I have written code to previously generate time series data from a model for multiple files. I need the full time series data in general, but I also want to read in the results for all columns from specific days and combine them into a separate file. However, when I do this, I get "Error in rbind(deparse.level, ...) : numbers of columns of arguments do not match" despite the fact that I know for a fact all files should have the same column names and # of columns.
I tried the approach here Select multiple rows in multiple DFs with loop in R but I got the error "Error in rbind(deparse.level, ...) : numbers of columns of arguments do not match"
Resfiles = list.files("C:/Users/Me/Desktop/R Code/Testfiles", pattern = "Results+.*csv")
Resfiles
is how I am reading in the files
Approach 1:
resfiles.list = sapply(Resfiles, function(file)
{df = read.csv(file, header=TRUE, stringsAsFactors=FALSE)
df$SourceFile = file
enddate = nrow(file)
df = df[c(1,2,21,133,159,enddate), ]
}
)
allres = do.call(rbind, resfiles.list)
generates the error "Error in rbind(deparse.level, ...) : numbers of columns of arguments do not match"
and Approach 2:
Results = NULL;
for(j in Resfiles)
{
input = read.csv(file = j, header = TRUE, sep =",")
enddate = nrow(input)
d0 = input[1, ]
d0
d1 = input[2, ]
d20 = input[21,]
d132=input[133, ]
d158 = input[159, ]
final = input[enddate, ]
final
results1o = rbind(d0, d1, d20, d132, d158, final)

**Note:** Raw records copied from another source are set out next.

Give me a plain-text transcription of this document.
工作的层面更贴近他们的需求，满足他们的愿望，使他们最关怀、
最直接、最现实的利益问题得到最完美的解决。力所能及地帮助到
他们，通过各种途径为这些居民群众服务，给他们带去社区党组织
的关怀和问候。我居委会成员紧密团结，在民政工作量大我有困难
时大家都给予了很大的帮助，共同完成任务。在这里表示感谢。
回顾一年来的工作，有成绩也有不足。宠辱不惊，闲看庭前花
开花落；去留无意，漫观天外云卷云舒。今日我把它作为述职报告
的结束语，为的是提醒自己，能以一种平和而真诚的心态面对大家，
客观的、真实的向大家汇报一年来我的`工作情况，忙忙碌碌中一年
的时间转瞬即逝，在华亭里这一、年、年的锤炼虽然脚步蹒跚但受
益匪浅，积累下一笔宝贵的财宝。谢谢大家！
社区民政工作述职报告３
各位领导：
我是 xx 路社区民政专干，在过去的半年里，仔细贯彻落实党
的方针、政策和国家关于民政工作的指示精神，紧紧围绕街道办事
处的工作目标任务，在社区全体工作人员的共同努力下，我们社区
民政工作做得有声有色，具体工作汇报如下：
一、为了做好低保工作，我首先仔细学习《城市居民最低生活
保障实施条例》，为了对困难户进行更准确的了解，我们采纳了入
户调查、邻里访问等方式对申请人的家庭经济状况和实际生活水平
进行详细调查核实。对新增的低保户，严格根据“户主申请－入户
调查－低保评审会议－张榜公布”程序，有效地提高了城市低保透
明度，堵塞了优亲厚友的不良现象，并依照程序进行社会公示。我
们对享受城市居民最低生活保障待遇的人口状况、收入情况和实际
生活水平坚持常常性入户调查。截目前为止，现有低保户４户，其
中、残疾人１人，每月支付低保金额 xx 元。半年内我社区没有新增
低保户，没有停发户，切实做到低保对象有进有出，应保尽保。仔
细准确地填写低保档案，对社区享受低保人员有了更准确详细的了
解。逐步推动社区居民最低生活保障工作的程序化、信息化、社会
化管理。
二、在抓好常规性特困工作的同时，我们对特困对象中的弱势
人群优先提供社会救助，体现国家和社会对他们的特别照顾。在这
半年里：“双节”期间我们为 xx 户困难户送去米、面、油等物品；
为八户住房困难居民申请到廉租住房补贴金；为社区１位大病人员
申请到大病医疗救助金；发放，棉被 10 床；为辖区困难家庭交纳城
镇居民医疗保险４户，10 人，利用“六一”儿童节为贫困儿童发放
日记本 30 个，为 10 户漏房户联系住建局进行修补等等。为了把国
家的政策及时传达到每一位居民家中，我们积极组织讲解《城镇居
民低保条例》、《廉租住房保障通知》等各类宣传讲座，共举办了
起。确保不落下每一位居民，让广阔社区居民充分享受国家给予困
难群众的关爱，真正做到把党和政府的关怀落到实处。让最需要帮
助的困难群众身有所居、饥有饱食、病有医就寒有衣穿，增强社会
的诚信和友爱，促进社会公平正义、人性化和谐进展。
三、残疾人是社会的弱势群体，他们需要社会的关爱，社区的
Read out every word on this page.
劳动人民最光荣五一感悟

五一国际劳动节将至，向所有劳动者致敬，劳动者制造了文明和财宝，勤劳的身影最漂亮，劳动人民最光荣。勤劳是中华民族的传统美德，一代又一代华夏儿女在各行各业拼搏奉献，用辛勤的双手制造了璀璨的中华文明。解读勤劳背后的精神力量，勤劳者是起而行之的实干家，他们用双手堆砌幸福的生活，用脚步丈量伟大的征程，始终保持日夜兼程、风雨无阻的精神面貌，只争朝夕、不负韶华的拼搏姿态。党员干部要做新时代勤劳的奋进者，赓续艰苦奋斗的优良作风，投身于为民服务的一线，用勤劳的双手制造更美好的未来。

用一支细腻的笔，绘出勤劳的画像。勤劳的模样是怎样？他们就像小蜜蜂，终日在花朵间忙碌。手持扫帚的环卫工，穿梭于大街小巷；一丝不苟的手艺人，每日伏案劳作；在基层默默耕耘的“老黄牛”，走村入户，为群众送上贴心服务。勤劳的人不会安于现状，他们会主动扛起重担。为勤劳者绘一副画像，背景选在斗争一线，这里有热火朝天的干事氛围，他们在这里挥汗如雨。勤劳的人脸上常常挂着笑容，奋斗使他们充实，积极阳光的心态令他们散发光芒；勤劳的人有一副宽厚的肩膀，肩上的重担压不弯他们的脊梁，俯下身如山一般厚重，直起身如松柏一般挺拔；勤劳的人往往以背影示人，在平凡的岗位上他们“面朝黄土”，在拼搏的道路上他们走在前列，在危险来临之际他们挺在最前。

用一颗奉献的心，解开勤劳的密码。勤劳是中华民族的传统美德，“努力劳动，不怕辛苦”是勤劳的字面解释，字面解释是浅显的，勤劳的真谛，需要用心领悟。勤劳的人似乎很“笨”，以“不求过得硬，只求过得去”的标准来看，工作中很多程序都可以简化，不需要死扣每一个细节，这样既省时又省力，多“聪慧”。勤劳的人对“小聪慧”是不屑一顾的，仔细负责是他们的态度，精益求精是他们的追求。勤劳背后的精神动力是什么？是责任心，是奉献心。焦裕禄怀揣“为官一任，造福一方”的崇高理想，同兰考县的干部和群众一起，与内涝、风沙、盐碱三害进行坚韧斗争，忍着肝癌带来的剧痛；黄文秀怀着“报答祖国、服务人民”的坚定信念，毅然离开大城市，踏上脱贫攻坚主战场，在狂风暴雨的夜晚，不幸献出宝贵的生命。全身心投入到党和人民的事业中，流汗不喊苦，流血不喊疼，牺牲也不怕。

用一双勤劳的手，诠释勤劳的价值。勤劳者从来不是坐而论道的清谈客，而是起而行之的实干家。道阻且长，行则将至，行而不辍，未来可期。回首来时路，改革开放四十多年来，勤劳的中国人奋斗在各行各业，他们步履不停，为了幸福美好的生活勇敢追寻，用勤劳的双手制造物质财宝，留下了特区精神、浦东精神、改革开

Results = rbind(Results,results1o )
print(Results)
}
write.csv(Results, file = "PredResults.csv")
When I try Approach 2 with smartbind instead I get the error "Error in !sapply(data, function(l) is.null(l) | (ncol(l) == 0) | (nrow(l) == : invalid argument type"
If I just use rbind, I get "Error in read.table(file = file, header = header, sep = sep, quote = quote, : first five rows are empty: giving up"
What I would like to get is a data frame with the specific rows of interest grouped by animal that I can later subset and process as needed. I just need to be able to read in these 40-odd results files, extract the rows needed all into one big data frame, and save that as a csv and I need it extensible so that the same code will work whether I have 40ish files or >100.